Царица слушала чтение, широко раскрыв глаза, подняв черные брови.

— Господи боже! — всплеснула она руками. — Вот страсти-то! Отдай жильцам, Федосьюшка, пусть снесут патриарху. Ну их!

Морозова застыла, сжав кулаки, ноздри раздулись, глаза горели.

— Он, царица матушка, патриарх, тому всему виновен! — выговорила она глубоким голосом. — . Из-за патриарховых затеек посылает господь казни нам, грешным. Все из-за проклятых греков! Патриарх крест нарушил! Иконы на пол бросает да колет!

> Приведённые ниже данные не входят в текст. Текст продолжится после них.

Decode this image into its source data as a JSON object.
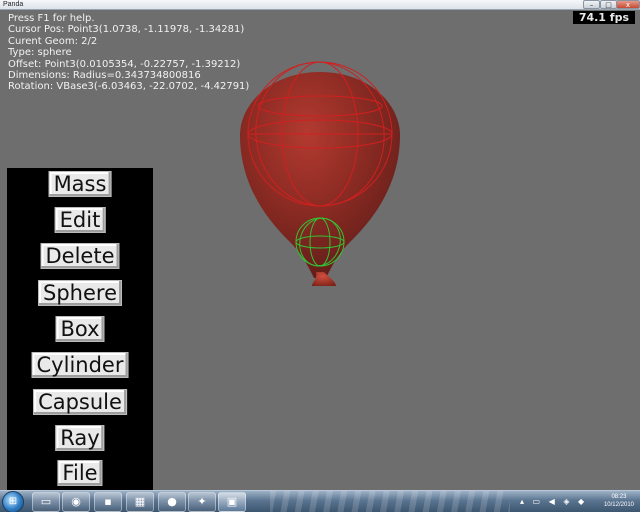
{
  "window": {
    "title": "Panda",
    "minimize_label": "–",
    "maximize_label": "□",
    "close_label": "x"
  },
  "hud": {
    "help_text": "Press F1 for help.",
    "cursor_pos": "Cursor Pos: Point3(1.0738, -1.11978, -1.34281)",
    "current_geom": "Curent Geom: 2/2",
    "type": "Type: sphere",
    "offset": "Offset: Point3(0.0105354, -0.22757, -1.39212)",
    "dimensions": "Dimensions: Radius=0.343734800816",
    "rotation": "Rotation: VBase3(-6.03463, -22.0702, -4.42791)",
    "fps": "74.1 fps"
  },
  "menu": {
    "mass": "Mass",
    "edit": "Edit",
    "delete": "Delete",
    "sphere": "Sphere",
    "box": "Box",
    "cylinder": "Cylinder",
    "capsule": "Capsule",
    "ray": "Ray",
    "file": "File"
  },
  "colors": {
    "balloon": "#8c2a22",
    "wireframe_red": "#d02020",
    "wireframe_green": "#30c030",
    "panel": "#000000"
  },
  "taskbar": {
    "start_icon": "windows-orb-icon",
    "apps": [
      "folder-icon",
      "firefox-icon",
      "terminal-icon",
      "calculator-icon",
      "media-icon",
      "game-icon",
      "panda-icon"
    ],
    "clock_time": "08:23",
    "clock_date": "10/12/2010"
  }
}
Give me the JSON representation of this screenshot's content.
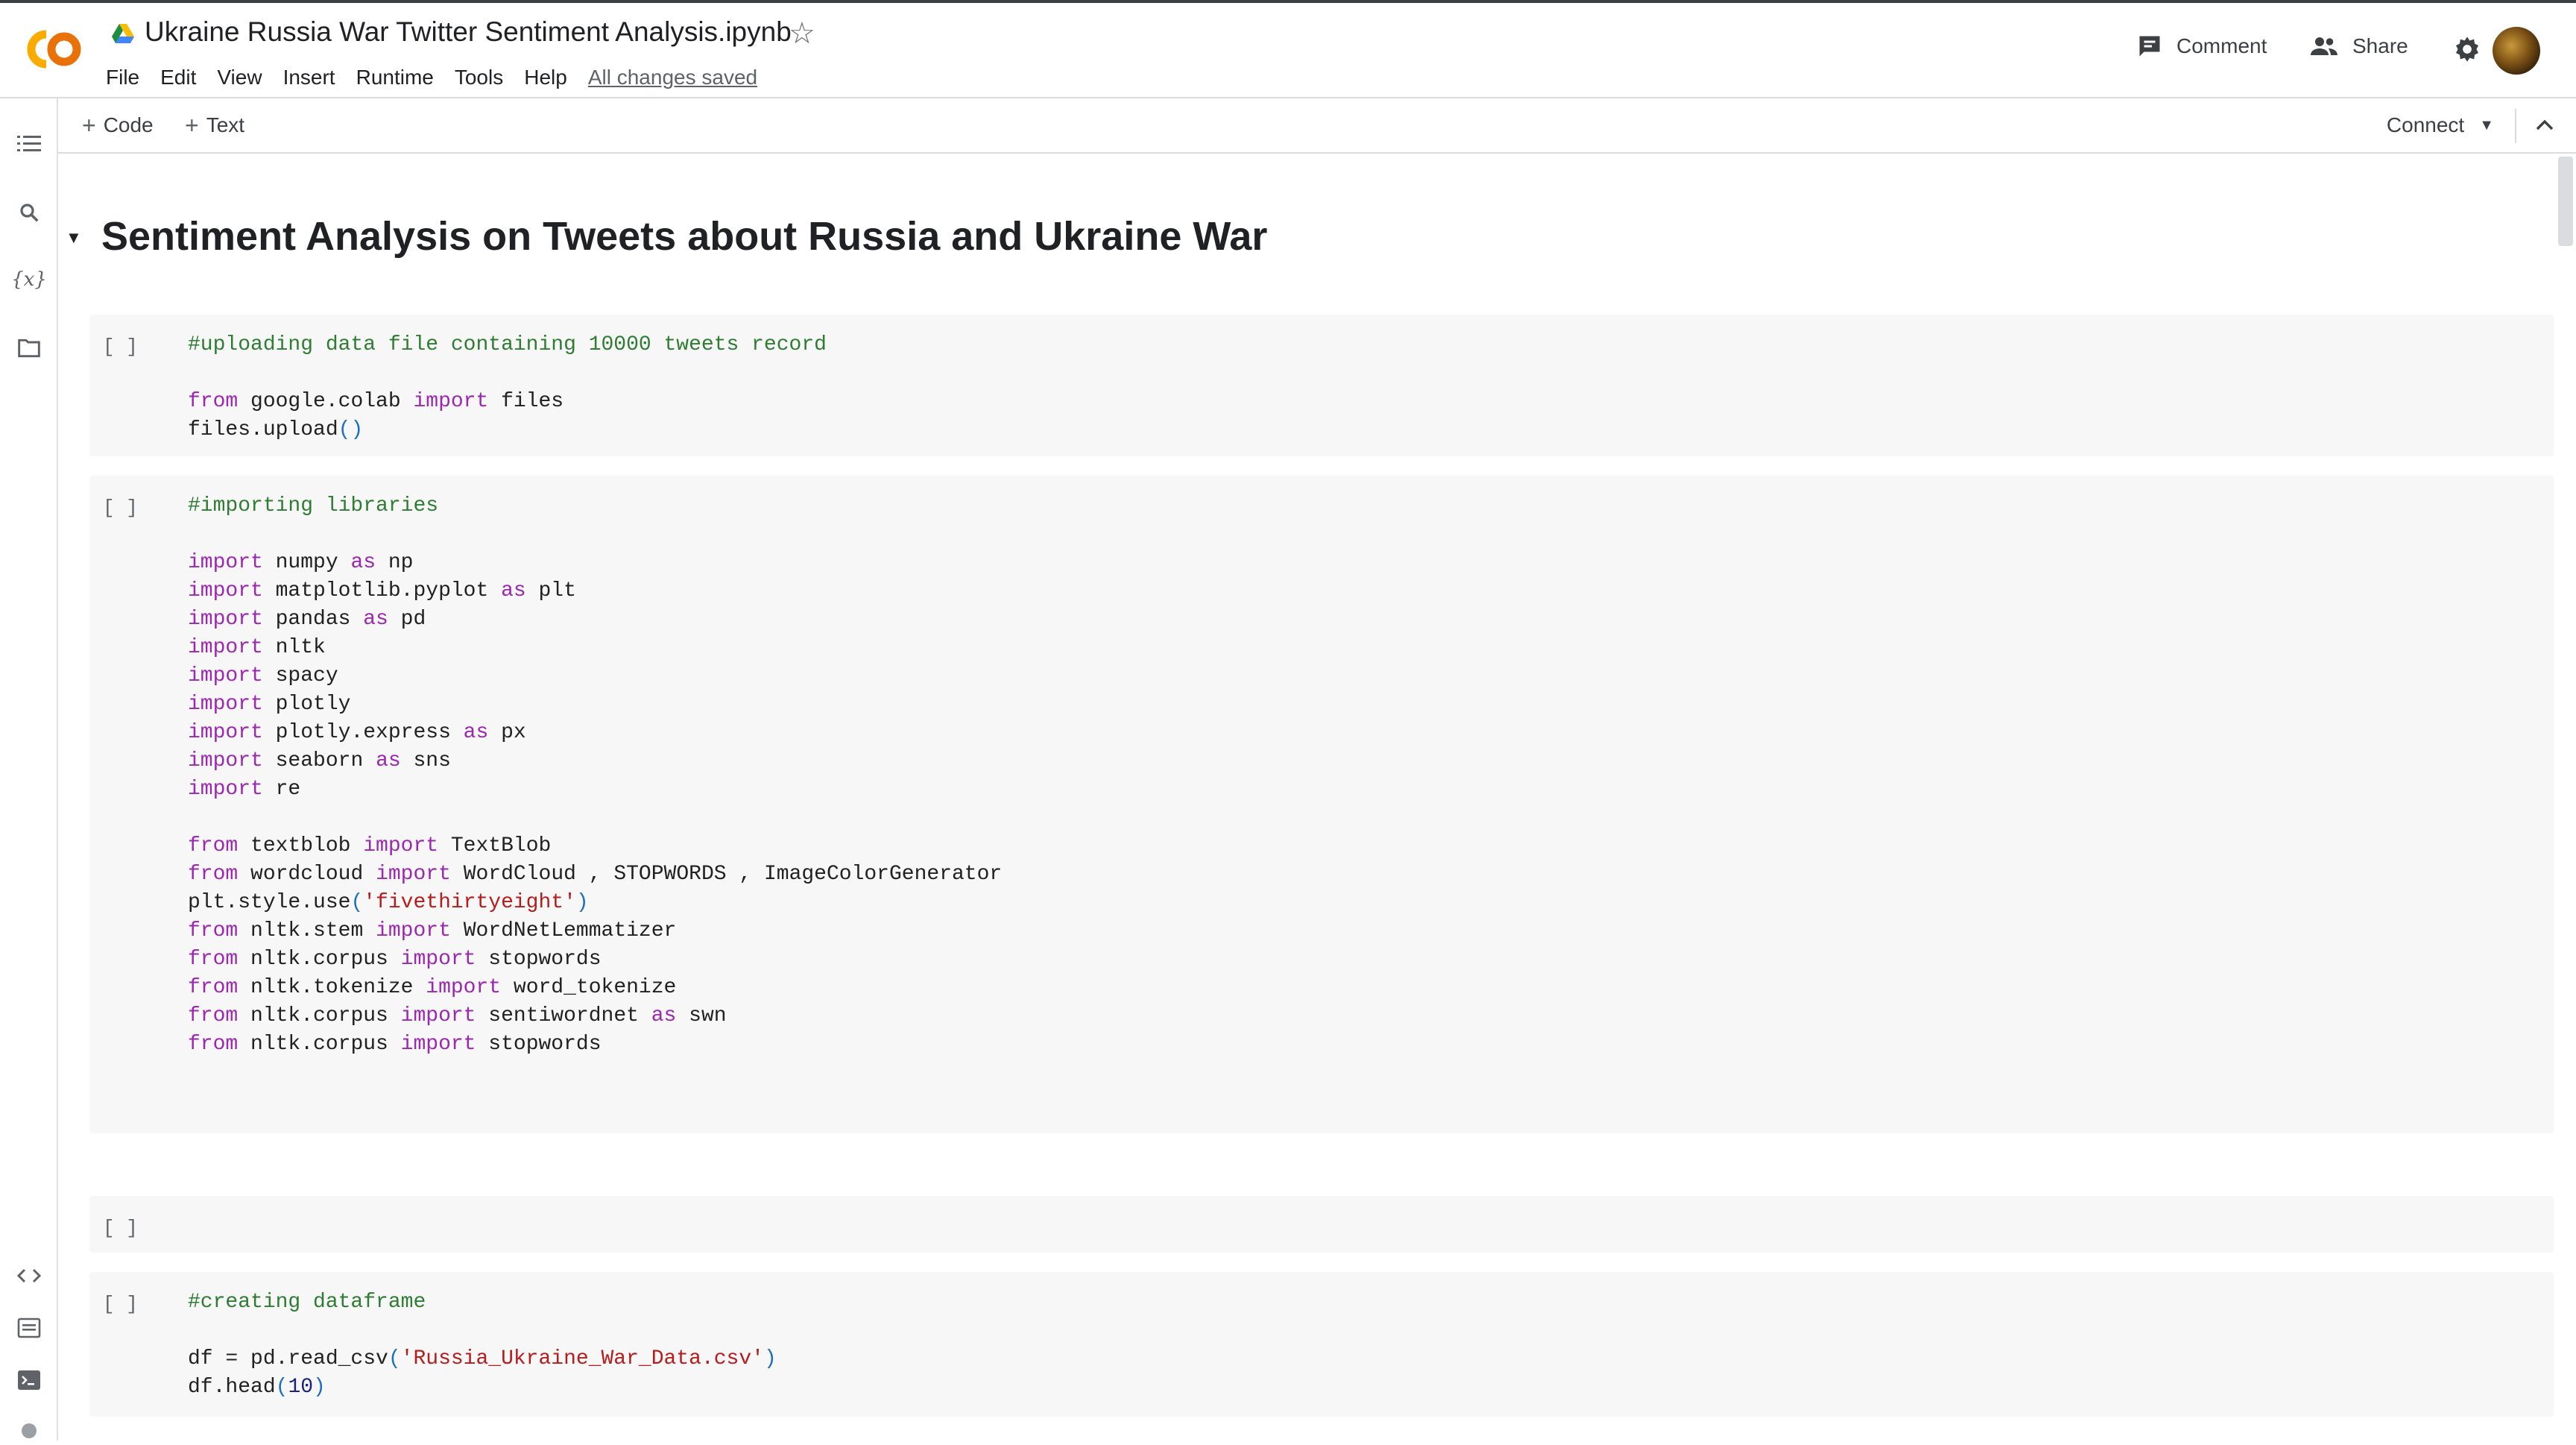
{
  "header": {
    "title": "Ukraine Russia War Twitter Sentiment Analysis.ipynb",
    "menu": [
      "File",
      "Edit",
      "View",
      "Insert",
      "Runtime",
      "Tools",
      "Help"
    ],
    "saved_status": "All changes saved",
    "comment_label": "Comment",
    "share_label": "Share",
    "logo_icon": "colab-logo",
    "brand_colors": {
      "logo_orange": "#f9ab00",
      "logo_dark_orange": "#e8710a"
    }
  },
  "toolbar": {
    "add_code_label": "Code",
    "add_text_label": "Text",
    "connect_label": "Connect"
  },
  "sidebar": {
    "icons": [
      "table-of-contents-icon",
      "search-icon",
      "variables-icon",
      "files-icon",
      "code-snippets-icon",
      "command-palette-icon",
      "terminal-icon",
      "status-icon"
    ],
    "variables_glyph": "{x}"
  },
  "notebook": {
    "section_title": "Sentiment Analysis on Tweets about Russia and Ukraine War",
    "run_indicator": "[ ]",
    "cells": [
      {
        "lines": [
          [
            [
              "cm",
              "#uploading data file containing 10000 tweets record"
            ]
          ],
          [],
          [
            [
              "kw",
              "from"
            ],
            [
              "tx",
              " google.colab "
            ],
            [
              "kw",
              "import"
            ],
            [
              "tx",
              " files"
            ]
          ],
          [
            [
              "tx",
              "files.upload"
            ],
            [
              "nb",
              "()"
            ]
          ]
        ]
      },
      {
        "lines": [
          [
            [
              "cm",
              "#importing libraries"
            ]
          ],
          [],
          [
            [
              "kw",
              "import"
            ],
            [
              "tx",
              " numpy "
            ],
            [
              "kw",
              "as"
            ],
            [
              "tx",
              " np"
            ]
          ],
          [
            [
              "kw",
              "import"
            ],
            [
              "tx",
              " matplotlib.pyplot "
            ],
            [
              "kw",
              "as"
            ],
            [
              "tx",
              " plt"
            ]
          ],
          [
            [
              "kw",
              "import"
            ],
            [
              "tx",
              " pandas "
            ],
            [
              "kw",
              "as"
            ],
            [
              "tx",
              " pd"
            ]
          ],
          [
            [
              "kw",
              "import"
            ],
            [
              "tx",
              " nltk"
            ]
          ],
          [
            [
              "kw",
              "import"
            ],
            [
              "tx",
              " spacy"
            ]
          ],
          [
            [
              "kw",
              "import"
            ],
            [
              "tx",
              " plotly"
            ]
          ],
          [
            [
              "kw",
              "import"
            ],
            [
              "tx",
              " plotly.express "
            ],
            [
              "kw",
              "as"
            ],
            [
              "tx",
              " px"
            ]
          ],
          [
            [
              "kw",
              "import"
            ],
            [
              "tx",
              " seaborn "
            ],
            [
              "kw",
              "as"
            ],
            [
              "tx",
              " sns"
            ]
          ],
          [
            [
              "kw",
              "import"
            ],
            [
              "tx",
              " re"
            ]
          ],
          [],
          [
            [
              "kw",
              "from"
            ],
            [
              "tx",
              " textblob "
            ],
            [
              "kw",
              "import"
            ],
            [
              "tx",
              " TextBlob"
            ]
          ],
          [
            [
              "kw",
              "from"
            ],
            [
              "tx",
              " wordcloud "
            ],
            [
              "kw",
              "import"
            ],
            [
              "tx",
              " WordCloud , STOPWORDS , ImageColorGenerator"
            ]
          ],
          [
            [
              "tx",
              "plt.style.use"
            ],
            [
              "nb",
              "("
            ],
            [
              "st",
              "'fivethirtyeight'"
            ],
            [
              "nb",
              ")"
            ]
          ],
          [
            [
              "kw",
              "from"
            ],
            [
              "tx",
              " nltk.stem "
            ],
            [
              "kw",
              "import"
            ],
            [
              "tx",
              " WordNetLemmatizer"
            ]
          ],
          [
            [
              "kw",
              "from"
            ],
            [
              "tx",
              " nltk.corpus "
            ],
            [
              "kw",
              "import"
            ],
            [
              "tx",
              " stopwords"
            ]
          ],
          [
            [
              "kw",
              "from"
            ],
            [
              "tx",
              " nltk.tokenize "
            ],
            [
              "kw",
              "import"
            ],
            [
              "tx",
              " word_tokenize"
            ]
          ],
          [
            [
              "kw",
              "from"
            ],
            [
              "tx",
              " nltk.corpus "
            ],
            [
              "kw",
              "import"
            ],
            [
              "tx",
              " sentiwordnet "
            ],
            [
              "kw",
              "as"
            ],
            [
              "tx",
              " swn"
            ]
          ],
          [
            [
              "kw",
              "from"
            ],
            [
              "tx",
              " nltk.corpus "
            ],
            [
              "kw",
              "import"
            ],
            [
              "tx",
              " stopwords"
            ]
          ]
        ]
      },
      {
        "lines": []
      },
      {
        "lines": [
          [
            [
              "cm",
              "#creating dataframe"
            ]
          ],
          [],
          [
            [
              "tx",
              "df = pd.read_csv"
            ],
            [
              "nb",
              "("
            ],
            [
              "st",
              "'Russia_Ukraine_War_Data.csv'"
            ],
            [
              "nb",
              ")"
            ]
          ],
          [
            [
              "tx",
              "df.head"
            ],
            [
              "nb",
              "("
            ],
            [
              "pn",
              "10"
            ],
            [
              "nb",
              ")"
            ]
          ]
        ]
      }
    ]
  }
}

— Федосья! — строго сказала царица Марья. — Не блажи! Иди, тебе говорят. Пошли Прошку-жильца, пусть снесет грамоту государю патриарху.

Морозова повернулась и вышла, опустив голову, покрытую сверх повойника широким черным платом.

…А греки все ехали и ехали на Русь.

Дудел берестяной рожок, хлопал длинный кнут, стадо медленно подходило к реке, входило в воду отдыхать в жаркий полдень. Над берегом холм, на холме в стенах, в башнях город Путивль, блестят кресты церкви; из-за реки стены, холм, город отражаются в зеркале воды.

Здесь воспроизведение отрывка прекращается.